Caruso è il vero volto Bertinotti la maschera

In piena Prima guerra mondiale (nel 1916) Luigi Chiarelli scrisse un’opera teatrale dal titolo La Maschera e il Volto. Credeva di aver concepito un dramma.
Alla rappresentazione al teatro Argentina di Roma si accorse invece di aver scritto una commedia divertente, capace per di più di suscitare l’ilarità del pubblico oltre che il suo apprezzamento positivo. Da allora moltissimi teatri esteri la ripresero con successo partecipando così alla nascita e allo sviluppo del grottesco.

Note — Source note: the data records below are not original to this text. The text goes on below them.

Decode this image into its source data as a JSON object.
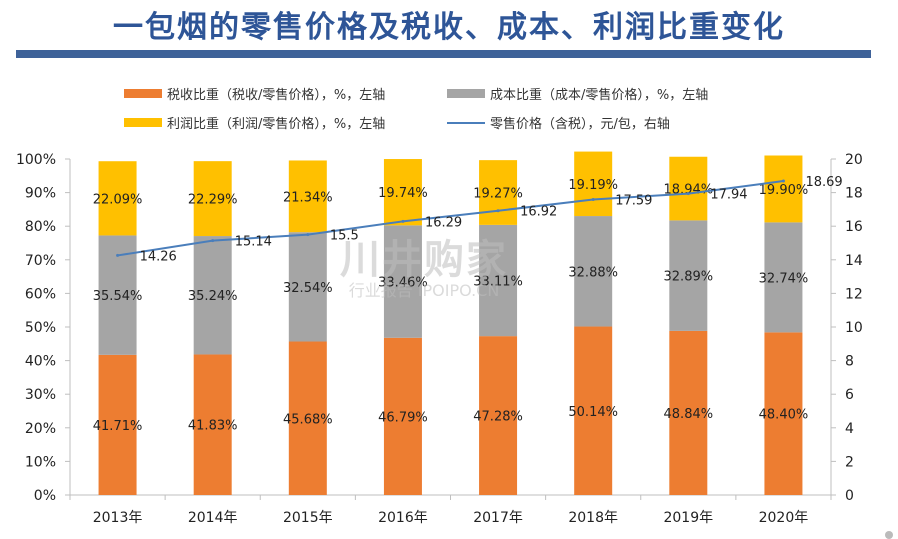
{
  "page": {
    "title": "一包烟的零售价格及税收、成本、利润比重变化",
    "title_color": "#2e5597",
    "rule_color": "#3e6299"
  },
  "legend": [
    {
      "label": "税收比重（税收/零售价格），%，左轴",
      "color": "#ed7d31",
      "kind": "bar"
    },
    {
      "label": "成本比重（成本/零售价格），%，左轴",
      "color": "#a5a5a5",
      "kind": "bar"
    },
    {
      "label": "利润比重（利润/零售价格），%，左轴",
      "color": "#ffc000",
      "kind": "bar"
    },
    {
      "label": "零售价格（含税），元/包，右轴",
      "color": "#4a7ebb",
      "kind": "line"
    }
  ],
  "watermark": {
    "main": "川井购家",
    "sub": "行业报告 IPOIPO.CN"
  },
  "chart_data": {
    "type": "bar",
    "stacked": true,
    "categories": [
      "2013年",
      "2014年",
      "2015年",
      "2016年",
      "2017年",
      "2018年",
      "2019年",
      "2020年"
    ],
    "series": [
      {
        "name": "税收比重（税收/零售价格），%，左轴",
        "axis": "left",
        "color": "#ed7d31",
        "values": [
          41.71,
          41.83,
          45.68,
          46.79,
          47.28,
          50.14,
          48.84,
          48.4
        ],
        "labels": [
          "41.71%",
          "41.83%",
          "45.68%",
          "46.79%",
          "47.28%",
          "50.14%",
          "48.84%",
          "48.40%"
        ]
      },
      {
        "name": "成本比重（成本/零售价格），%，左轴",
        "axis": "left",
        "color": "#a5a5a5",
        "values": [
          35.54,
          35.24,
          32.54,
          33.46,
          33.11,
          32.88,
          32.89,
          32.74
        ],
        "labels": [
          "35.54%",
          "35.24%",
          "32.54%",
          "33.46%",
          "33.11%",
          "32.88%",
          "32.89%",
          "32.74%"
        ]
      },
      {
        "name": "利润比重（利润/零售价格），%，左轴",
        "axis": "left",
        "color": "#ffc000",
        "values": [
          22.09,
          22.29,
          21.34,
          19.74,
          19.27,
          19.19,
          18.94,
          19.9
        ],
        "labels": [
          "22.09%",
          "22.29%",
          "21.34%",
          "19.74%",
          "19.27%",
          "19.19%",
          "18.94%",
          "19.90%"
        ]
      },
      {
        "name": "零售价格（含税），元/包，右轴",
        "type": "line",
        "axis": "right",
        "color": "#4a7ebb",
        "values": [
          14.26,
          15.14,
          15.5,
          16.29,
          16.92,
          17.59,
          17.94,
          18.69
        ],
        "labels": [
          "14.26",
          "15.14",
          "15.5",
          "16.29",
          "16.92",
          "17.59",
          "17.94",
          "18.69"
        ]
      }
    ],
    "y_left": {
      "ylim": [
        0,
        100
      ],
      "ticks": [
        0,
        10,
        20,
        30,
        40,
        50,
        60,
        70,
        80,
        90,
        100
      ],
      "tick_labels": [
        "0%",
        "10%",
        "20%",
        "30%",
        "40%",
        "50%",
        "60%",
        "70%",
        "80%",
        "90%",
        "100%"
      ]
    },
    "y_right": {
      "ylim": [
        0,
        20
      ],
      "ticks": [
        0,
        2,
        4,
        6,
        8,
        10,
        12,
        14,
        16,
        18,
        20
      ],
      "tick_labels": [
        "0",
        "2",
        "4",
        "6",
        "8",
        "10",
        "12",
        "14",
        "16",
        "18",
        "20"
      ]
    },
    "grid": false,
    "legend_position": "top"
  }
}
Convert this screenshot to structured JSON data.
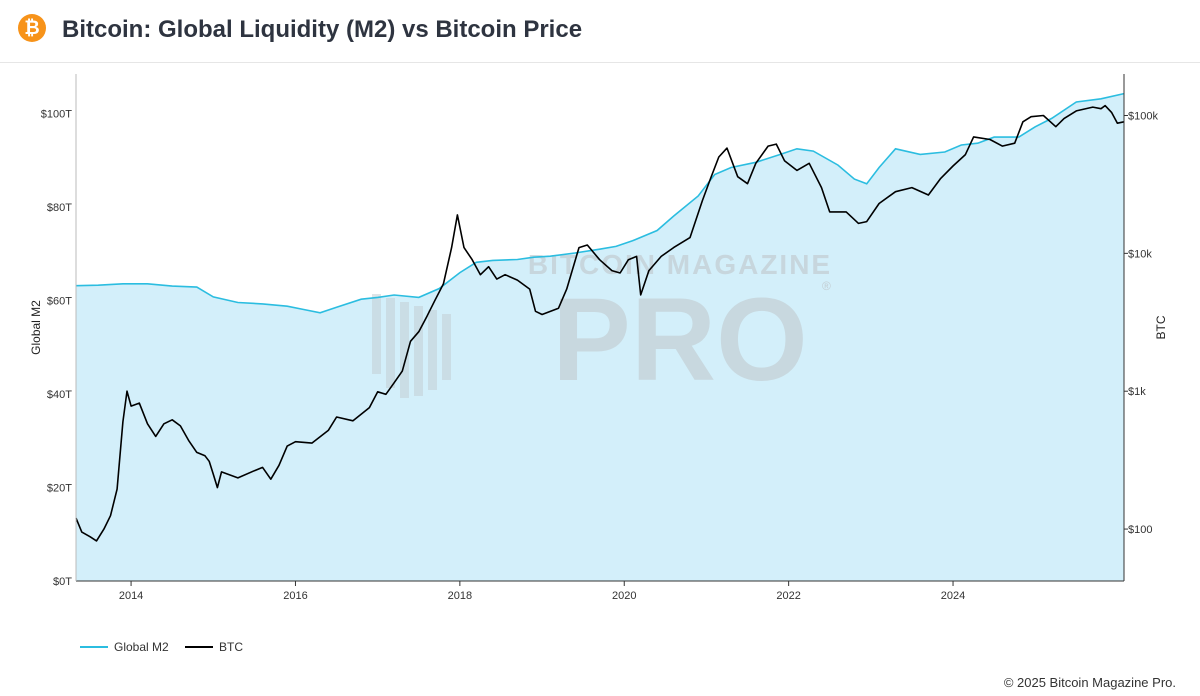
{
  "header": {
    "logo_symbol": "₿",
    "logo_icon": "bitcoin-icon",
    "title": "Bitcoin: Global Liquidity (M2) vs Bitcoin Price"
  },
  "watermark": {
    "line1": "BITCOIN MAGAZINE",
    "line2": "PRO",
    "mark": "®"
  },
  "footer": {
    "copyright": "© 2025 Bitcoin Magazine Pro."
  },
  "colors": {
    "m2_line": "#2bbde0",
    "m2_fill": "#d3effa",
    "btc_line": "#000000",
    "watermark": "#c3ced3",
    "axis": "#333333",
    "brand": "#f7931a"
  },
  "chart_data": {
    "type": "line",
    "title": "Bitcoin: Global Liquidity (M2) vs Bitcoin Price",
    "xlabel": "",
    "ylabel_left": "Global M2",
    "ylabel_right": "BTC",
    "x_ticks": [
      "2014",
      "2016",
      "2018",
      "2020",
      "2022",
      "2024"
    ],
    "x_tick_values": [
      2014,
      2016,
      2018,
      2020,
      2022,
      2024
    ],
    "xlim": [
      2013.33,
      2026.08
    ],
    "y_left_ticks": [
      "$0T",
      "$20T",
      "$40T",
      "$60T",
      "$80T",
      "$100T"
    ],
    "y_left_tick_values": [
      0,
      20,
      40,
      60,
      80,
      100
    ],
    "y_left_lim": [
      0,
      108.5
    ],
    "y_left_unit": "USD trillions",
    "y_right_ticks": [
      "$100",
      "$1k",
      "$10k",
      "$100k"
    ],
    "y_right_tick_values": [
      100,
      1000,
      10000,
      100000
    ],
    "y_right_lim": [
      42,
      200000
    ],
    "y_right_scale": "log",
    "grid": false,
    "legend_position": "bottom-left",
    "series": [
      {
        "name": "Global M2",
        "axis": "left",
        "style": "area",
        "points": [
          [
            2013.33,
            63.2
          ],
          [
            2013.6,
            63.3
          ],
          [
            2013.9,
            63.6
          ],
          [
            2014.2,
            63.6
          ],
          [
            2014.5,
            63.1
          ],
          [
            2014.8,
            62.9
          ],
          [
            2015.0,
            60.8
          ],
          [
            2015.3,
            59.6
          ],
          [
            2015.6,
            59.3
          ],
          [
            2015.9,
            58.8
          ],
          [
            2016.1,
            58.1
          ],
          [
            2016.3,
            57.4
          ],
          [
            2016.5,
            58.6
          ],
          [
            2016.8,
            60.3
          ],
          [
            2017.0,
            60.7
          ],
          [
            2017.2,
            61.2
          ],
          [
            2017.5,
            60.7
          ],
          [
            2017.75,
            62.6
          ],
          [
            2018.0,
            66.0
          ],
          [
            2018.2,
            68.2
          ],
          [
            2018.4,
            68.6
          ],
          [
            2018.7,
            68.8
          ],
          [
            2018.9,
            69.3
          ],
          [
            2019.1,
            69.5
          ],
          [
            2019.4,
            70.2
          ],
          [
            2019.7,
            71.0
          ],
          [
            2019.9,
            71.6
          ],
          [
            2020.1,
            72.8
          ],
          [
            2020.4,
            75.0
          ],
          [
            2020.6,
            78.1
          ],
          [
            2020.9,
            82.4
          ],
          [
            2021.1,
            87.0
          ],
          [
            2021.3,
            88.5
          ],
          [
            2021.6,
            89.6
          ],
          [
            2021.9,
            91.3
          ],
          [
            2022.1,
            92.5
          ],
          [
            2022.3,
            92.0
          ],
          [
            2022.6,
            89.0
          ],
          [
            2022.8,
            86.0
          ],
          [
            2022.95,
            85.0
          ],
          [
            2023.1,
            88.5
          ],
          [
            2023.3,
            92.5
          ],
          [
            2023.6,
            91.3
          ],
          [
            2023.9,
            91.8
          ],
          [
            2024.1,
            93.3
          ],
          [
            2024.3,
            93.7
          ],
          [
            2024.5,
            95.0
          ],
          [
            2024.8,
            95.0
          ],
          [
            2025.0,
            97.2
          ],
          [
            2025.2,
            99.0
          ],
          [
            2025.5,
            102.5
          ],
          [
            2025.8,
            103.2
          ],
          [
            2026.08,
            104.3
          ]
        ]
      },
      {
        "name": "BTC",
        "axis": "right",
        "style": "line",
        "points": [
          [
            2013.33,
            120
          ],
          [
            2013.4,
            95
          ],
          [
            2013.5,
            88
          ],
          [
            2013.58,
            82
          ],
          [
            2013.67,
            100
          ],
          [
            2013.75,
            125
          ],
          [
            2013.83,
            195
          ],
          [
            2013.9,
            600
          ],
          [
            2013.95,
            1000
          ],
          [
            2014.0,
            780
          ],
          [
            2014.1,
            820
          ],
          [
            2014.2,
            580
          ],
          [
            2014.3,
            470
          ],
          [
            2014.4,
            580
          ],
          [
            2014.5,
            620
          ],
          [
            2014.6,
            560
          ],
          [
            2014.7,
            440
          ],
          [
            2014.8,
            360
          ],
          [
            2014.9,
            340
          ],
          [
            2014.95,
            310
          ],
          [
            2015.0,
            250
          ],
          [
            2015.05,
            200
          ],
          [
            2015.1,
            260
          ],
          [
            2015.3,
            235
          ],
          [
            2015.5,
            265
          ],
          [
            2015.6,
            280
          ],
          [
            2015.7,
            230
          ],
          [
            2015.8,
            290
          ],
          [
            2015.9,
            400
          ],
          [
            2016.0,
            430
          ],
          [
            2016.2,
            420
          ],
          [
            2016.4,
            520
          ],
          [
            2016.5,
            650
          ],
          [
            2016.7,
            610
          ],
          [
            2016.9,
            760
          ],
          [
            2017.0,
            990
          ],
          [
            2017.1,
            950
          ],
          [
            2017.2,
            1150
          ],
          [
            2017.3,
            1400
          ],
          [
            2017.4,
            2300
          ],
          [
            2017.5,
            2700
          ],
          [
            2017.6,
            3500
          ],
          [
            2017.7,
            4600
          ],
          [
            2017.8,
            6000
          ],
          [
            2017.9,
            11000
          ],
          [
            2017.97,
            19000
          ],
          [
            2018.05,
            11000
          ],
          [
            2018.15,
            9000
          ],
          [
            2018.25,
            7000
          ],
          [
            2018.35,
            8000
          ],
          [
            2018.45,
            6500
          ],
          [
            2018.55,
            7000
          ],
          [
            2018.7,
            6400
          ],
          [
            2018.85,
            5500
          ],
          [
            2018.92,
            3800
          ],
          [
            2019.0,
            3600
          ],
          [
            2019.2,
            4000
          ],
          [
            2019.3,
            5500
          ],
          [
            2019.45,
            11000
          ],
          [
            2019.55,
            11500
          ],
          [
            2019.7,
            9000
          ],
          [
            2019.85,
            7500
          ],
          [
            2019.95,
            7200
          ],
          [
            2020.05,
            9000
          ],
          [
            2020.15,
            9500
          ],
          [
            2020.2,
            5000
          ],
          [
            2020.3,
            7500
          ],
          [
            2020.45,
            9500
          ],
          [
            2020.6,
            11000
          ],
          [
            2020.8,
            13000
          ],
          [
            2020.95,
            24000
          ],
          [
            2021.05,
            35000
          ],
          [
            2021.15,
            50000
          ],
          [
            2021.25,
            58000
          ],
          [
            2021.38,
            36000
          ],
          [
            2021.5,
            32000
          ],
          [
            2021.6,
            45000
          ],
          [
            2021.75,
            60000
          ],
          [
            2021.85,
            62000
          ],
          [
            2021.95,
            47000
          ],
          [
            2022.1,
            40000
          ],
          [
            2022.25,
            45000
          ],
          [
            2022.4,
            30000
          ],
          [
            2022.5,
            20000
          ],
          [
            2022.7,
            20000
          ],
          [
            2022.85,
            16500
          ],
          [
            2022.95,
            17000
          ],
          [
            2023.1,
            23000
          ],
          [
            2023.3,
            28000
          ],
          [
            2023.5,
            30000
          ],
          [
            2023.7,
            26500
          ],
          [
            2023.85,
            35000
          ],
          [
            2024.0,
            43000
          ],
          [
            2024.15,
            52000
          ],
          [
            2024.25,
            70000
          ],
          [
            2024.45,
            67000
          ],
          [
            2024.6,
            60000
          ],
          [
            2024.75,
            63000
          ],
          [
            2024.85,
            90000
          ],
          [
            2024.95,
            98000
          ],
          [
            2025.1,
            100000
          ],
          [
            2025.25,
            83000
          ],
          [
            2025.35,
            95000
          ],
          [
            2025.5,
            108000
          ],
          [
            2025.7,
            115000
          ],
          [
            2025.8,
            112000
          ],
          [
            2025.85,
            118000
          ],
          [
            2025.93,
            105000
          ],
          [
            2026.0,
            88000
          ],
          [
            2026.08,
            90000
          ]
        ]
      }
    ]
  }
}
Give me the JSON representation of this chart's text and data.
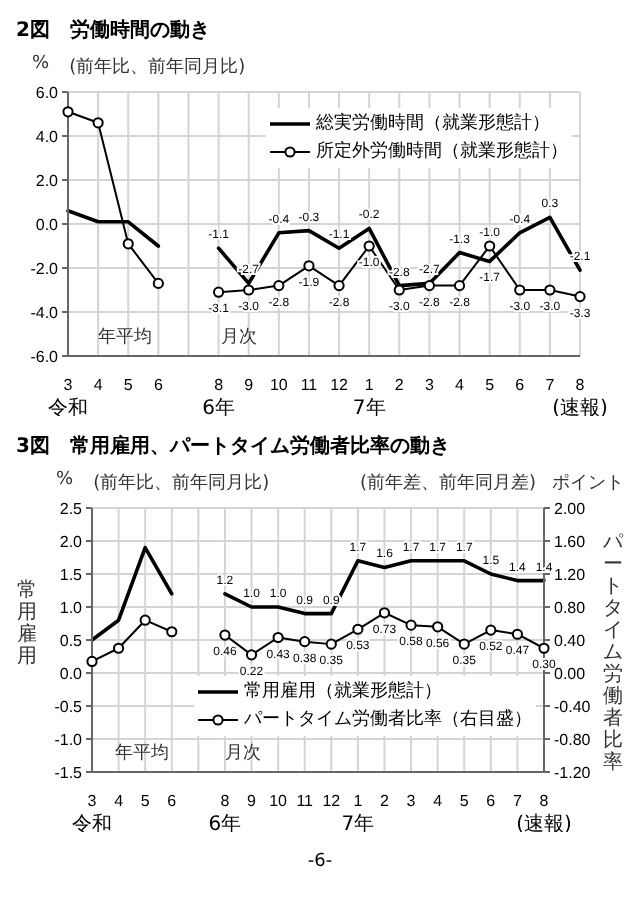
{
  "chart_data": [
    {
      "type": "line",
      "title": "2図　労働時間の動き",
      "categories": [
        "3\n令和",
        "4",
        "5",
        "6",
        null,
        "8\n6年",
        "9",
        "10",
        "11",
        "12",
        "1\n7年",
        "2",
        "3",
        "4",
        "5",
        "6",
        "7",
        "8 (速報)"
      ],
      "series": [
        {
          "name": "総実労働時間（就業形態計）",
          "color": "#000000",
          "marker": "none",
          "values": [
            0.6,
            0.1,
            0.1,
            -1.0,
            null,
            -1.1,
            -2.7,
            -0.4,
            -0.3,
            -1.1,
            -0.2,
            -2.8,
            -2.7,
            -1.3,
            -1.7,
            -0.4,
            0.3,
            -2.1
          ],
          "value_labels": [
            null,
            null,
            null,
            null,
            null,
            "-1.1",
            "-2.7",
            "-0.4",
            "-0.3",
            "-1.1",
            "-0.2",
            "-2.8",
            "-2.7",
            "-1.3",
            "-1.7",
            "-0.4",
            "0.3",
            "-2.1"
          ]
        },
        {
          "name": "所定外労働時間（就業形態計）",
          "color": "#000000",
          "marker": "circle",
          "values": [
            5.1,
            4.6,
            -0.9,
            -2.7,
            null,
            -3.1,
            -3.0,
            -2.8,
            -1.9,
            -2.8,
            -1.0,
            -3.0,
            -2.8,
            -2.8,
            -1.0,
            -3.0,
            -3.0,
            -3.3
          ],
          "value_labels": [
            null,
            null,
            null,
            null,
            null,
            "-3.1",
            "-3.0",
            "-2.8",
            "-1.9",
            "-2.8",
            "-1.0",
            "-3.0",
            "-2.8",
            "-2.8",
            "-1.0",
            "-3.0",
            "-3.0",
            "-3.3"
          ]
        }
      ],
      "ylim": [
        -6,
        6
      ],
      "yticks": [
        {
          "value": 6,
          "label": "6.0"
        },
        {
          "value": 4,
          "label": "4.0"
        },
        {
          "value": 2,
          "label": "2.0"
        },
        {
          "value": 0,
          "label": "0.0"
        },
        {
          "value": -2,
          "label": "-2.0"
        },
        {
          "value": -4,
          "label": "-4.0"
        },
        {
          "value": -6,
          "label": "-6.0"
        }
      ],
      "grid": true,
      "legend": "top right",
      "annotations": [
        "%",
        "(前年比、前年同月比)",
        "年平均",
        "月次"
      ]
    },
    {
      "type": "line",
      "title": "3図　常用雇用、パートタイム労働者比率の動き",
      "ylabel": "常用雇用",
      "y2label": "パートタイム労働者比率",
      "categories": [
        "3\n令和",
        "4",
        "5",
        "6",
        null,
        "8\n6年",
        "9",
        "10",
        "11",
        "12",
        "1\n7年",
        "2",
        "3",
        "4",
        "5",
        "6",
        "7",
        "8 (速報)"
      ],
      "series": [
        {
          "name": "常用雇用（就業形態計）",
          "color": "#000000",
          "marker": "none",
          "values": [
            0.5,
            0.8,
            1.9,
            1.2,
            null,
            1.2,
            1.0,
            1.0,
            0.9,
            0.9,
            1.7,
            1.6,
            1.7,
            1.7,
            1.7,
            1.5,
            1.4,
            1.4
          ],
          "value_labels": [
            null,
            null,
            null,
            null,
            null,
            "1.2",
            "1.0",
            "1.0",
            "0.9",
            "0.9",
            "1.7",
            "1.6",
            "1.7",
            "1.7",
            "1.7",
            "1.5",
            "1.4",
            "1.4"
          ]
        },
        {
          "name": "パートタイム労働者比率（右目盛）",
          "color": "#000000",
          "marker": "circle",
          "axis": "y2",
          "values": [
            0.14,
            0.3,
            0.64,
            0.5,
            null,
            0.46,
            0.22,
            0.43,
            0.38,
            0.35,
            0.53,
            0.73,
            0.58,
            0.56,
            0.35,
            0.52,
            0.47,
            0.3
          ],
          "value_labels": [
            null,
            null,
            null,
            null,
            null,
            "0.46",
            "0.22",
            "0.43",
            "0.38",
            "0.35",
            "0.53",
            "0.73",
            "0.58",
            "0.56",
            "0.35",
            "0.52",
            "0.47",
            "0.30"
          ]
        }
      ],
      "ylim": [
        -1.5,
        2.5
      ],
      "yticks": [
        {
          "value": 2.5,
          "label": "2.5"
        },
        {
          "value": 2,
          "label": "2.0"
        },
        {
          "value": 1.5,
          "label": "1.5"
        },
        {
          "value": 1,
          "label": "1.0"
        },
        {
          "value": 0.5,
          "label": "0.5"
        },
        {
          "value": 0,
          "label": "0.0"
        },
        {
          "value": -0.5,
          "label": "-0.5"
        },
        {
          "value": -1,
          "label": "-1.0"
        },
        {
          "value": -1.5,
          "label": "-1.5"
        }
      ],
      "y2lim": [
        -1.2,
        2.0
      ],
      "y2ticks": [
        {
          "value": 2,
          "label": "2.00"
        },
        {
          "value": 1.6,
          "label": "1.60"
        },
        {
          "value": 1.2,
          "label": "1.20"
        },
        {
          "value": 0.8,
          "label": "0.80"
        },
        {
          "value": 0.4,
          "label": "0.40"
        },
        {
          "value": 0,
          "label": "0.00"
        },
        {
          "value": -0.4,
          "label": "-0.40"
        },
        {
          "value": -0.8,
          "label": "-0.80"
        },
        {
          "value": -1.2,
          "label": "-1.20"
        }
      ],
      "grid": true,
      "legend": "bottom right",
      "annotations": [
        "%",
        "(前年比、前年同月比)",
        "(前年差、前年同月差)",
        "ポイント",
        "年平均",
        "月次",
        "-6-"
      ]
    }
  ]
}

Pirandello definì La Maschera e il Volto una «farsa trascendentale» fondata sulla contraddizione tra ciò che è e ciò che appare stabilendo che quanto avveniva in tal senso sulla scena era inserito nella natura umana.
Un esempio che si svolge ogni giorno sotto i nostri occhi è la contraddizione puramente dialettica tra l’on. (?) Caruso e l’onorevole Bertinotti.
Il primo è il volto irsuto e belluino del cosiddetto no global, il secondo ne è la maschera ben rasata e profumata del presidente della Camera. Entrambi appartengono allo stesso partito.
Nutrono e professano gli stessi ideali e sentimenti comunisti, mirano agli stessi fini, sia pure ciascuno col proprio stile. Essi sono insomma i due specchi deformanti della stessa persona o, come comunemente si dice, le due facce della stessa medaglia. Non ha importanza che l’uno preferisce il cachemire e il deodorante e l’altro si compiace di un aspetto trasandato, almeno esteriormente nemico dell’acqua e sapone.
Questi ostenta la faccia feroce sfondando le vetrine delle banche e dei mercati in nome dell’esproprio proletario; quegli demolisce, o almeno tenta, molti principi tradizionali nel pieno, squisito, formale rispetto delle istituzioni. Maschera e volto: questa è la più clamorosa contraddizione dell’attuale governo. Al contrario dell’opera di Chiarelli quest’ultimo presenta il suo programma col sorriso ottimistico a bocca aperta, promettente mari e monti dell’onorevole Prodi e invece arreca drammatiche sofferenze al Paese.
Moltissimi sperano che cali al più presto il sipario su questa «farsa trascendentale».